November 17, 2024

Draghi Dismisses Any Nation’s Move to Drop the Euro

During the last year, Mario Draghi, president of the bank, has managed to quiet financial markets, cap government borrowing costs and contain the euro zone crisis by making it clear that the bank would not allow the 17-country euro currency union to come apart. But it is not clear what tools he sees at his disposal.

In a news conference, he also gave no indication how the central bank might stimulate the moribund economies of the euro zone. The bank said Thursday that it would leave its benchmark interest rate unchanged. “Cyprus is no turning point in euro policy,” Mr. Draghi said. There is “no Plan B.”

Making sure that “credit will flow to the real economy seems to be the E.C.B.’s No. 1 priority,” Carsten Brzeski, an economist at ING Bank, wrote in a note to investors. “However, judging from today’s news conference, the E.C.B. looks rather clueless on how to tackle the problem.”

The bank left its benchmark interest rate unchanged on Thursday at 0.75 percent, while the Bank of England held its rate steady at 0.5 percent. With both central banks’ rates already at record lows, there might be little room to use interest rates as an economic stimulus. But the euro zone economies, like that of Britain, are stagnant and in need of help wherever they can find it.

Mr. Draghi said the European Central Bank was looking for new ways to stimulate lending in the weak euro zone economy and could move quickly. “We will assess all the data in coming weeks and we stand ready to act,” he said, without offering many clues about what measures he might have in mind.

The global financial crisis in recent years has forced central banks around the world to do much more than simply tweak the official interest rate as they did in the past. On Thursday, Haruhiko Kuroda, the new governor of the Bank of Japan, Japan’s central bank, announced that it would seek to double the amount of money in circulation over two years to try to end years of falling prices.

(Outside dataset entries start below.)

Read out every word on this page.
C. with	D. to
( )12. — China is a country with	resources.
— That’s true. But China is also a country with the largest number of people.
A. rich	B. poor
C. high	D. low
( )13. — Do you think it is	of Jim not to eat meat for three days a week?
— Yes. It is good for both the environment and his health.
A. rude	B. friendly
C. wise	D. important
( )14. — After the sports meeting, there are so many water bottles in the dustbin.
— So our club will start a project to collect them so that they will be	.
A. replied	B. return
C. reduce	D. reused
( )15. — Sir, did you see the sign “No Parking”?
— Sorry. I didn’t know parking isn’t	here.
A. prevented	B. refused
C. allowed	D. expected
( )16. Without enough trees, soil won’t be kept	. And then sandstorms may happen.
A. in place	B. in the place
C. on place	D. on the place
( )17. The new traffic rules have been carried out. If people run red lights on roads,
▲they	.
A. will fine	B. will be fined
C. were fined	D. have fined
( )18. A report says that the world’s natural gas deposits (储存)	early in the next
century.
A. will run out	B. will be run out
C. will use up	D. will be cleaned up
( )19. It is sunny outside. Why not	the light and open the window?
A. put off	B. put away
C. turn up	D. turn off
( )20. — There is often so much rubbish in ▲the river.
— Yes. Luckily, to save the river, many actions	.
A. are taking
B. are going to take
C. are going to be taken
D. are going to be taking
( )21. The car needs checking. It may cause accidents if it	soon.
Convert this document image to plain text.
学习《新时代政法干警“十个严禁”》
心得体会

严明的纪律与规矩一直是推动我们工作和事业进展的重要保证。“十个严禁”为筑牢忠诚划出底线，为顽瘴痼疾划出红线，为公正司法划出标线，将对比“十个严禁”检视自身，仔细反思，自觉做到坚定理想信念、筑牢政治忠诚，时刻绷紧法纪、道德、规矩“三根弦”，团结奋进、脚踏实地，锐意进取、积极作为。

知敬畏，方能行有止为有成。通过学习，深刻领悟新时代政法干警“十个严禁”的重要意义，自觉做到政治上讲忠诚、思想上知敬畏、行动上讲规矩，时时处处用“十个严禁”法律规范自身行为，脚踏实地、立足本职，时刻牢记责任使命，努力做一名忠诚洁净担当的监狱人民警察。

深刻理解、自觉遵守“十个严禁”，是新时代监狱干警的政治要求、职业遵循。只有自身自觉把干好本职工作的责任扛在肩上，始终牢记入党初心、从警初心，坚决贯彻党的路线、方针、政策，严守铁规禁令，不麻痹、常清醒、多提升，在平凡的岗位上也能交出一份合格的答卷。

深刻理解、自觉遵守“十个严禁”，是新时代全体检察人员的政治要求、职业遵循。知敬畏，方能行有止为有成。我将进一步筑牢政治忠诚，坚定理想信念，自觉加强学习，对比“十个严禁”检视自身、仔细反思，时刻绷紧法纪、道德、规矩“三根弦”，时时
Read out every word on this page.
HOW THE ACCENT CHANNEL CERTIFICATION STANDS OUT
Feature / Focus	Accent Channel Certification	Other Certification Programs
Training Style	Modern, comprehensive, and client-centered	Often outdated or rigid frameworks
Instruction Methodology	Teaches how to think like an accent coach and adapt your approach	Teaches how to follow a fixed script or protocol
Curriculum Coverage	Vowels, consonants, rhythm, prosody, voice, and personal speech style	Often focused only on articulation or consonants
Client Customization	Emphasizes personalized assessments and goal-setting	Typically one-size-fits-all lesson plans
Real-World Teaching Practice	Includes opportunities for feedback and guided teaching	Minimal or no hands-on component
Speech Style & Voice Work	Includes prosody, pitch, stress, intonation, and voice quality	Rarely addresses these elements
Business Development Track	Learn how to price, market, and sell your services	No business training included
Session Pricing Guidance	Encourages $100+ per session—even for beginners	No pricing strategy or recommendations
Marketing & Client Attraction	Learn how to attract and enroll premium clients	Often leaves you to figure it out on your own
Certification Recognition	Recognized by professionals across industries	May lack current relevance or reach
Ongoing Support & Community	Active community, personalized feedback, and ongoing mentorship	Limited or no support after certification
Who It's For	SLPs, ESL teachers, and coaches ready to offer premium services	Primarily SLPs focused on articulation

Mr. Draghi said there was a consensus among the 23 members of the European Central Bank’s governing council not to cut rates even lower “for the time being.” The bank also discussed other, unconventional ways to help countries where credit remained tight, he said.

“The experiences of other countries tell us we have to think deeply before we can come up with something useful and consistent within our mandate,” he said.

Large-scale purchases of corporate debt, which the Federal Reserve has used to stimulate lending in the United States, would be more difficult in Europe because most companies get their credit directly from banks, Mr. Draghi indicated.

With inflation already below the European bank’s target of about 2 percent, some analysts have worried that the euro zone faces a risk of deflation — a broad decline in prices that can be more destructive and difficult to cure than inflation. Mr. Draghi said, however, that risks to price stability were “broadly balanced,” indicating that he did not see a major risk of deflation.

Data from Markit, a research firm, confirmed the continued downturn on Thursday. Its survey of business activity showed a marked drop in France and a stalling of growth in Germany, the largest and most robust economy in the euro zone.

Mr. Draghi predicted that the euro zone would recover, but he sounded slightly less confident than in the past. “Tight credit conditions,” he said, “will continue to weigh on economic activity.”

The Bank of England’s decision to keep the benchmark interest rate unchanged on Thursday was made despite concern that new data might show that the British economy fell back into recession at the start of the year.

Mr. Draghi found himself devoting much of the hourlong news conference to trying to dispel fears that Cyprus represented an ominous new phase of the euro zone crisis.

Mr. Draghi acknowledged that an initial decision by officials from the European Union, the International Monetary Fund and the central bank to impose a tax on small bank deposits was “not smart, to say the least.” But he pointed out that euro zone officials had quickly corrected that error.

At the same time, he defended the decision that did stick: to place much of the burden of bailing out Cyprus banks on large depositors. In a long discourse on the lessons of Cyprus, he said it showed the need for centralized banking supervision that would enable regulators to detect problems before they became a broader threat.

While European leaders have agreed to give the central bank power to oversee euro zone banks, they remain divided on measures to protect depositors and to deal with failed financial institutions.

Mr. Draghi warned that countries where banking risk was several times larger than the economy — as in Cyprus, Britain and Luxembourg — were especially vulnerable. Those countries have to be more conservative, he said, avoiding large budget deficits and ensuring that the banks have ample capital buffers. “If anything, the events on Cyprus have reinforced the governing council’s determination to support the euro while maintaining price stability and acting within our mandate,” he said. The muted market reaction to events in Cyprus, he said, showed that “we are now in a position to cope with serious crises without them becoming existential or systemic.”

He said no country in the euro zone would be better off leaving the euro, as some commentators have suggested. “What was wrong with Cypriot economy doesn’t stop being wrong if they are outside of the euro,” Mr. Draghi said. “An exit entails many risks — big risks.”

Melissa Eddy reported from Frankfurt and Jack Ewing from London. Julia Werdigier contributed reporting from London.